Public scrutiny of the use of deadly force by police officers has been common in our area recently, as well. Examples include the deadly shooting of a woman who lead police on a car chase through D.C. last October, and a man who died after being beaten by officers in Baltimore last July.

Now, police forces D.C. and Baltimore are both considering body cameras that can record officers’ interactions with the public.

Speaking with WNEW in May, Deputy Director of D.C.’s Office of Police Complaints, Christian Klossner, said the cameras “are emerging as an important tool in policing across the country.”

He says they can be lapel-mounted, chest-mounted or even mounted on glasses, and can serve as “an objective witness of sorts.”

Their presence can help prevent negative police-citizen interactions, and footage can be used for training purposes or as evidence in criminal cases.

Klossner’s office released a report earlier this year urging the Metropolitan Police Department to create an on-body camera program. D.C. Police Chief Cathy L. Lanier has said a program is one of the department’s top five priorities.

Now, WJZ reports, Baltimore Mayor Stephanie Rawlings-Blake has said her city’s police force is looking into the cameras, as well.
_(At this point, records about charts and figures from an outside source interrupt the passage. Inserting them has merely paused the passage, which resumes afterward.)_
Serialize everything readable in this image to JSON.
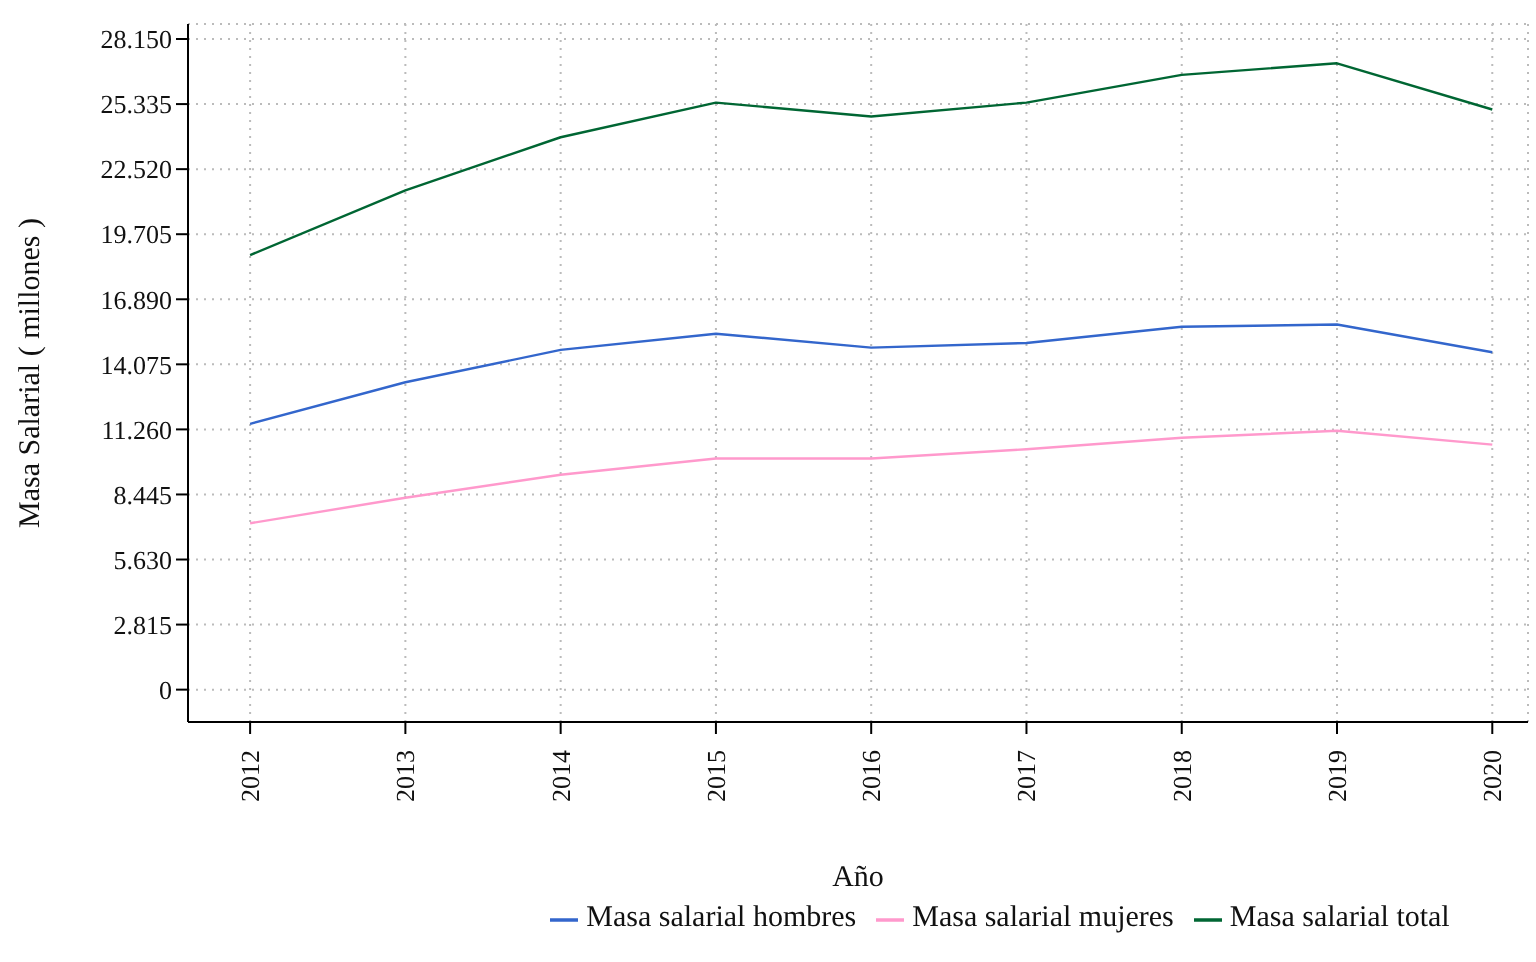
{
  "chart_data": {
    "type": "line",
    "xlabel": "Año",
    "ylabel": "Masa Salarial ( millones )",
    "x": [
      2012,
      2013,
      2014,
      2015,
      2016,
      2017,
      2018,
      2019,
      2020
    ],
    "series": [
      {
        "name": "Masa salarial hombres",
        "color": "#3366cc",
        "values": [
          11500,
          13300,
          14700,
          15400,
          14800,
          15000,
          15700,
          15800,
          14600
        ]
      },
      {
        "name": "Masa salarial mujeres",
        "color": "#ff99cc",
        "values": [
          7200,
          8300,
          9300,
          10000,
          10000,
          10400,
          10900,
          11200,
          10600
        ]
      },
      {
        "name": "Masa salarial total",
        "color": "#006633",
        "values": [
          18800,
          21600,
          23900,
          25400,
          24800,
          25400,
          26600,
          27100,
          25100
        ]
      }
    ],
    "xlim": [
      2011.6,
      2020.23
    ],
    "xticks": [
      2012,
      2013,
      2014,
      2015,
      2016,
      2017,
      2018,
      2019,
      2020
    ],
    "ylim": [
      -1400,
      28800
    ],
    "yticks": [
      0,
      {
        "value": 2815,
        "label": "2.815"
      },
      {
        "value": 5630,
        "label": "5.630"
      },
      {
        "value": 8445,
        "label": "8.445"
      },
      {
        "value": 11260,
        "label": "11.260"
      },
      {
        "value": 14075,
        "label": "14.075"
      },
      {
        "value": 16890,
        "label": "16.890"
      },
      {
        "value": 19705,
        "label": "19.705"
      },
      {
        "value": 22520,
        "label": "22.520"
      },
      {
        "value": 25335,
        "label": "25.335"
      },
      {
        "value": 28150,
        "label": "28.150"
      }
    ],
    "grid": true,
    "legend": "bottom",
    "marker": "none",
    "line_style": "solid"
  }
}
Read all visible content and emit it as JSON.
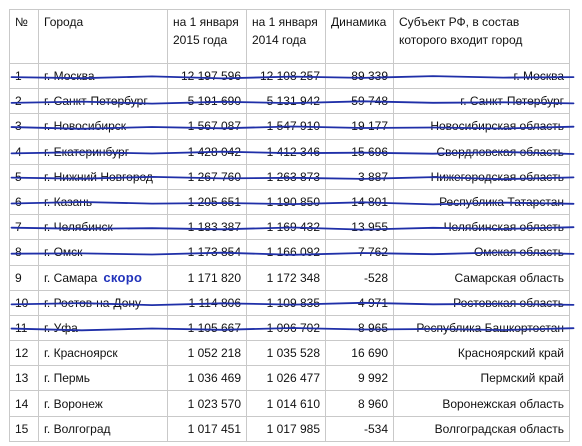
{
  "headers": {
    "num": "№",
    "city": "Города",
    "jan2015": "на 1 января 2015 года",
    "jan2014": "на 1 января 2014 года",
    "dynamics": "Динамика",
    "subject": "Субъект РФ, в состав которого входит город"
  },
  "rows": [
    {
      "num": "1",
      "city": "г. Москва",
      "p2015": "12 197 596",
      "p2014": "12 108 257",
      "dyn": "89 339",
      "subject": "г. Москва",
      "struck": true
    },
    {
      "num": "2",
      "city": "г. Санкт-Петербург",
      "p2015": "5 191 690",
      "p2014": "5 131 942",
      "dyn": "59 748",
      "subject": "г. Санкт-Петербург",
      "struck": true
    },
    {
      "num": "3",
      "city": "г. Новосибирск",
      "p2015": "1 567 087",
      "p2014": "1 547 910",
      "dyn": "19 177",
      "subject": "Новосибирская область",
      "struck": true
    },
    {
      "num": "4",
      "city": "г. Екатеринбург",
      "p2015": "1 428 042",
      "p2014": "1 412 346",
      "dyn": "15 696",
      "subject": "Свердловская область",
      "struck": true
    },
    {
      "num": "5",
      "city": "г. Нижний Новгород",
      "p2015": "1 267 760",
      "p2014": "1 263 873",
      "dyn": "3 887",
      "subject": "Нижегородская область",
      "struck": true
    },
    {
      "num": "6",
      "city": "г. Казань",
      "p2015": "1 205 651",
      "p2014": "1 190 850",
      "dyn": "14 801",
      "subject": "Республика Татарстан",
      "struck": true
    },
    {
      "num": "7",
      "city": "г. Челябинск",
      "p2015": "1 183 387",
      "p2014": "1 169 432",
      "dyn": "13 955",
      "subject": "Челябинская область",
      "struck": true
    },
    {
      "num": "8",
      "city": "г. Омск",
      "p2015": "1 173 854",
      "p2014": "1 166 092",
      "dyn": "7 762",
      "subject": "Омская область",
      "struck": true
    },
    {
      "num": "9",
      "city": "г. Самара",
      "p2015": "1 171 820",
      "p2014": "1 172 348",
      "dyn": "-528",
      "subject": "Самарская область",
      "struck": false
    },
    {
      "num": "10",
      "city": "г. Ростов-на-Дону",
      "p2015": "1 114 806",
      "p2014": "1 109 835",
      "dyn": "4 971",
      "subject": "Ростовская область",
      "struck": true
    },
    {
      "num": "11",
      "city": "г. Уфа",
      "p2015": "1 105 667",
      "p2014": "1 096 702",
      "dyn": "8 965",
      "subject": "Республика Башкортостан",
      "struck": true
    },
    {
      "num": "12",
      "city": "г. Красноярск",
      "p2015": "1 052 218",
      "p2014": "1 035 528",
      "dyn": "16 690",
      "subject": "Красноярский край",
      "struck": false
    },
    {
      "num": "13",
      "city": "г. Пермь",
      "p2015": "1 036 469",
      "p2014": "1 026 477",
      "dyn": "9 992",
      "subject": "Пермский край",
      "struck": false
    },
    {
      "num": "14",
      "city": "г. Воронеж",
      "p2015": "1 023 570",
      "p2014": "1 014 610",
      "dyn": "8 960",
      "subject": "Воронежская область",
      "struck": false
    },
    {
      "num": "15",
      "city": "г. Волгоград",
      "p2015": "1 017 451",
      "p2014": "1 017 985",
      "dyn": "-534",
      "subject": "Волгоградская область",
      "struck": false
    }
  ],
  "annotation": {
    "text": "скоро",
    "row": 8
  },
  "colors": {
    "ink": "#1f2fa8",
    "grid": "#c9c9c9"
  }
}
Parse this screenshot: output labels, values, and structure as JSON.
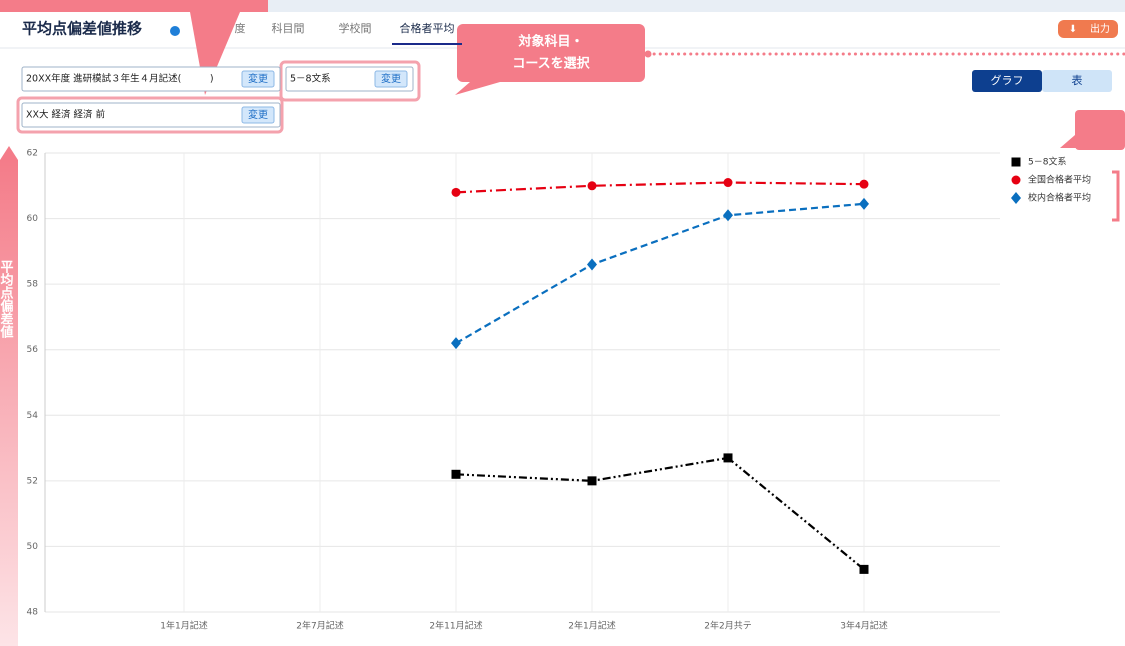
{
  "header": {
    "title": "平均点偏差値推移",
    "tabs": [
      "度",
      "科目間",
      "学校間",
      "合格者平均"
    ],
    "export": "出力"
  },
  "selectors": [
    {
      "text": "20XX年度 進研模試３年生４月記述(　　　)",
      "button": "変更"
    },
    {
      "text": "5－8文系",
      "button": "変更"
    },
    {
      "text": "XX大 経済 経済 前",
      "button": "変更"
    }
  ],
  "view_toggle": [
    "グラフ",
    "表"
  ],
  "callout": {
    "lines": [
      "対象科目・",
      "コースを選択"
    ]
  },
  "side_label": "平均点偏差値",
  "chart_data": {
    "type": "line",
    "categories": [
      "1年1月記述",
      "2年7月記述",
      "2年11月記述",
      "2年1月記述",
      "2年2月共テ",
      "3年4月記述"
    ],
    "series": [
      {
        "name": "5－8文系",
        "color": "#000000",
        "marker": "square",
        "dash": "8 3 2 3 2 3",
        "values": [
          null,
          null,
          52.2,
          52.0,
          52.7,
          49.3
        ]
      },
      {
        "name": "全国合格者平均",
        "color": "#e60012",
        "marker": "circle",
        "dash": "10 4 2 4",
        "values": [
          null,
          null,
          60.8,
          61.0,
          61.1,
          61.05
        ]
      },
      {
        "name": "校内合格者平均",
        "color": "#0a6fbf",
        "marker": "diamond",
        "dash": "7 4",
        "values": [
          null,
          null,
          56.2,
          58.6,
          60.1,
          60.45
        ]
      }
    ],
    "ylim": [
      48,
      62
    ],
    "yticks": [
      48,
      50,
      52,
      54,
      56,
      58,
      60,
      62
    ],
    "grid": true,
    "legend": "top-right"
  }
}
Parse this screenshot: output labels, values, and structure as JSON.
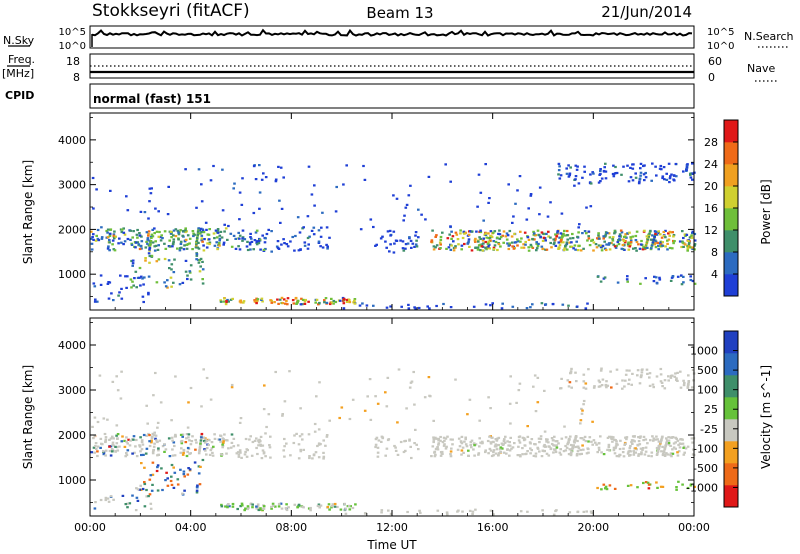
{
  "header": {
    "station": "Stokkseyri (fitACF)",
    "beam": "Beam 13",
    "date": "21/Jun/2014"
  },
  "panels": {
    "nsky": {
      "label": "N.Sky",
      "left_ticks": [
        "10^5",
        "10^0"
      ],
      "right_ticks": [
        "10^5",
        "10^0"
      ],
      "right_label": "N.Search"
    },
    "freq": {
      "label_top": "Freq.",
      "label_unit": "[MHz]",
      "left_ticks": [
        "18",
        "8"
      ],
      "right_ticks": [
        "60",
        "0"
      ],
      "right_label": "Nave"
    },
    "cpid": {
      "label": "CPID",
      "value": "normal (fast) 151"
    }
  },
  "colors": {
    "power_scale": [
      "#1f3fd6",
      "#2c6bc0",
      "#3f8f6a",
      "#6fbf3a",
      "#cfd030",
      "#f0a020",
      "#ef6a18",
      "#e01818"
    ],
    "velocity_scale": [
      "#2040c0",
      "#2c6bc0",
      "#3f8f6a",
      "#66c23a",
      "#c8c8c0",
      "#f3a020",
      "#ee6a18",
      "#e01818"
    ]
  },
  "chart_data": [
    {
      "type": "heatmap",
      "title": "",
      "xlabel": "",
      "ylabel": "Slant Range [km]",
      "x_ticks": [
        "00:00",
        "04:00",
        "08:00",
        "12:00",
        "16:00",
        "20:00",
        "00:00"
      ],
      "y_ticks": [
        "1000",
        "2000",
        "3000",
        "4000"
      ],
      "xlim": [
        0,
        24
      ],
      "ylim": [
        200,
        4600
      ],
      "colorbar": {
        "label": "Power [dB]",
        "ticks": [
          "4",
          "8",
          "12",
          "16",
          "20",
          "24",
          "28"
        ],
        "range": [
          0,
          30
        ]
      }
    },
    {
      "type": "heatmap",
      "title": "",
      "xlabel": "Time UT",
      "ylabel": "Slant Range [km]",
      "x_ticks": [
        "00:00",
        "04:00",
        "08:00",
        "12:00",
        "16:00",
        "20:00",
        "00:00"
      ],
      "y_ticks": [
        "1000",
        "2000",
        "3000",
        "4000"
      ],
      "xlim": [
        0,
        24
      ],
      "ylim": [
        200,
        4600
      ],
      "colorbar": {
        "label": "Velocity [m s^-1]",
        "ticks": [
          "1000",
          "500",
          "100",
          "25",
          "-25",
          "-100",
          "-500",
          "-1000"
        ]
      }
    }
  ]
}
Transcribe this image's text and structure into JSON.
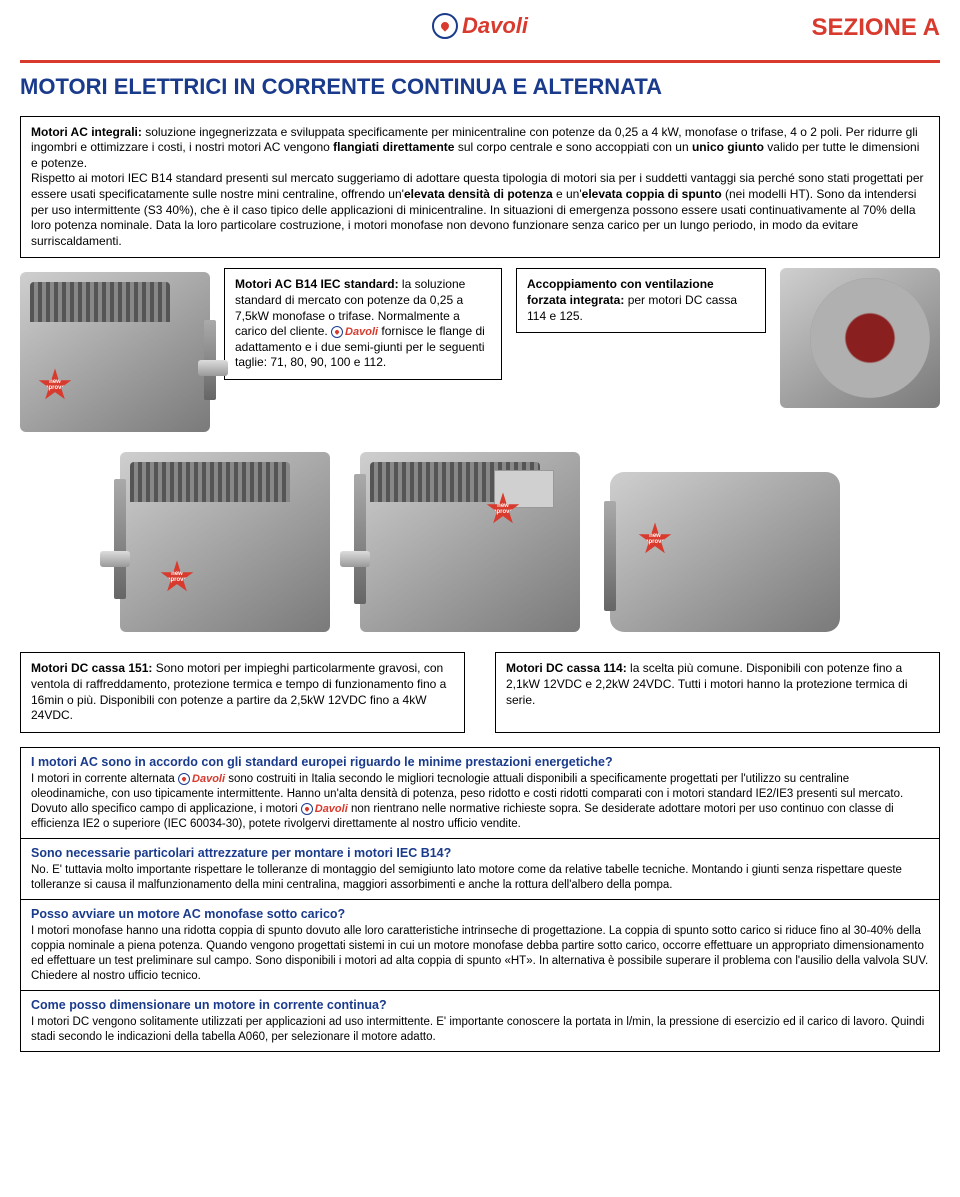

“If there’s an incident, it could be a teachable moment and we can learn from it,” Rawlings-Blake tells WJZ. “And both sides—public and police—are protected.”

Right now, the city is just in the preliminary stages of looking at how a camera program could benefit its police force.

One smaller local department, though, already uses body cameras.

The Laurel Police Department has had an on-body camera program for nearly two years, according to Chief Richard McLaughlin.

“Just the knowledge that the camera is there has de-escalated situations almost instantly,” he says.

He calls the cameras “a huge success” and says complaints about his officers have dropped, and training has improved.